Nos testemunhos de autistas célebres, nota-se tanto sonhos como fantasias. A novidade aqui é a diferença que possa haver enquanto efeito articulado ao tratamento.
No caso do pesadelo em questão, surpreende a sincronia que articula a irrupção de um corte insuportável, numa dimensão de apelo, que se faz possível transmitido em uma primeira sintaxe. Aqui o sonhar traz angústia; o corpo fica afetado - há corpo cortado pelo afeto -; o pesadelo fica direcionado para o analista no lugar do outro significante. O despertar, que traz o apelo ao Outro, organiza a efração dos elementos dos sonhos em uma série : S1-S2. Surpreende, inclusive, o passo de linguagem que se faz possível no momento mesmo do despertar. Ainda se no momento do pesadelo os elementos que rompem inarticulados, o pedido imediato posterior, os circunscreve em uma primeira produção na transferência. O essencial do sonho é a dimensão de apelo que enlaça. Vale reiterar que nessa direção o saldo é um corpo afetado, passível de enunciação, pela novidade do ato psíquico que implica o sonho[5]. É ali que o lugar do analista, como aquele significante que vetoriza a série, torna possível o buraco onde é possível depositar o insuportável recortado por um sonho que não alcança a representação mas que, enlaçado ao analista, se faz linguagem.

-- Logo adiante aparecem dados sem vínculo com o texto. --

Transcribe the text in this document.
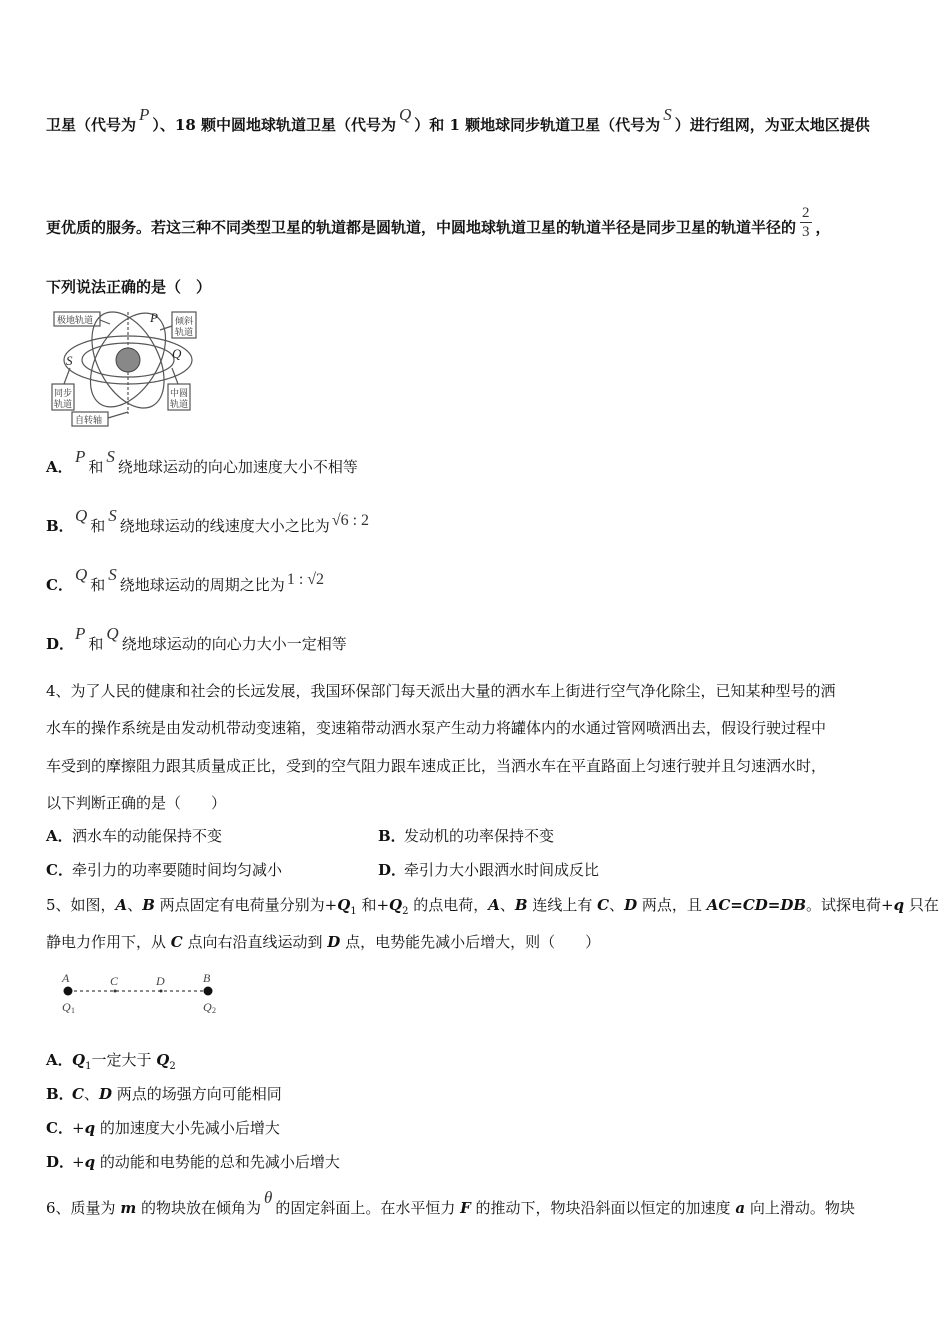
卫星（代号为P）、18 颗中圆地球轨道卫星（代号为Q）和 1 颗地球同步轨道卫星（代号为S）进行组网，为亚太地区提供
更优质的服务。若这三种不同类型卫星的轨道都是圆轨道，中圆地球轨道卫星的轨道半径是同步卫星的轨道半径的 $\frac{2}{3}$ ，
下列说法正确的是（　）
极地轨道	倾斜
轨道
同步
轨道
中圆
轨道
自转轴
P
S	Q
A．P和S绕地球运动的向心加速度大小不相等
B．Q和S绕地球运动的线速度大小之比为 √6 : 2
C．Q和S绕地球运动的周期之比为 1 : √2
D．P和Q绕地球运动的向心力大小一定相等
4、为了人民的健康和社会的长远发展，我国环保部门每天派出大量的洒水车上街进行空气净化除尘，已知某种型号的洒
水车的操作系统是由发动机带动变速箱，变速箱带动洒水泵产生动力将罐体内的水通过管网喷洒出去，假设行驶过程中
车受到的摩擦阻力跟其质量成正比，受到的空气阻力跟车速成正比，当洒水车在平直路面上匀速行驶并且匀速洒水时，
以下判断正确的是（　　）
A．洒水车的动能保持不变	B．发动机的功率保持不变
C．牵引力的功率要随时间均匀减小	D．牵引力大小跟洒水时间成反比
5、如图，A、B 两点固定有电荷量分别为$+Q_1$ 和$+Q_2$ 的点电荷，A、B 连线上有 C、D 两点，且 AC=CD=DB。试探电荷+q 只在
静电力作用下，从 C 点向右沿直线运动到 D 点，电势能先减小后增大，则（　　）
A	C	D	B
Q	Q
1	2
A．$Q_1$一定大于 $Q_2$
B．C、D 两点的场强方向可能相同
C．+q 的加速度大小先减小后增大
D．+q 的动能和电势能的总和先减小后增大
6、质量为 m 的物块放在倾角为θ的固定斜面上。在水平恒力 F 的推动下，物块沿斜面以恒定的加速度 a 向上滑动。物块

Pode-se ler aqui um sonhar que não nasce por efeito da análise, onde o real alcança uma primeira localização que traumatiza e que toma valor significante pela direção que veicula sua articulação ao analista. Dito de outra maneira, a vinheta parece constatar o passo de uma justaposição de S1 a uma série, em que uma direção do analista dá lugar ao sonhar como tramitação inédita do gozo.
O lugar da fantasia mortificante que traz para a análise o jovem da segunda vinheta permite interrogar a presença de un imaginário que deve se colocar em relação ao estatuto de uma satisfação que não tem por efeito a detumescência, ao se apresentar desvinculada da ejaculação como culminação do ato masturbatório. Isto cria um modo particular de cena imaginada que obriga a pensar se é possível sustentar aqui a noção de fantasia. Em todo caso, o que é certo é que o que aparece como temor compulsivo não fica articulado à fantasia inconsciente, já que não é o recalque que organiza o sistema.
A este respeito, é possível que o mandato superegóico que empuxa a tocar possa se colocar por conta de uma ordem de palavra imperativa, o que Lacan localiza no Seminário 1 como "estado nodal da palavra"[6]. Isto tornaria possível a hipótese de que alcançar a linguagem pela via de uma aprendizagem - é o que o jovem conseguiu na terapia neurocognitiva – torna possível um modo de imagem que difere do semblante[7] e que, quando busca se articular ao gozo, somente desperta o modo imperativo do significante[8] que coloca em risco a unidade imaginária precariamente alcançada. Dali a novidade surpreendente construída numa análise que ignora o aprendizado: a constatação de um novo arranjo em que, agora sim, a fantasia alcança o corpo para sustentar um gozo inédito. Ou talvez : é agora possível o corpo com estatuto de algo que se tem, aquilo que torna possível um modo de gozar que não irrompe como mutilação e, então, uma fantasia toma corpo e dá vida ao sujeito.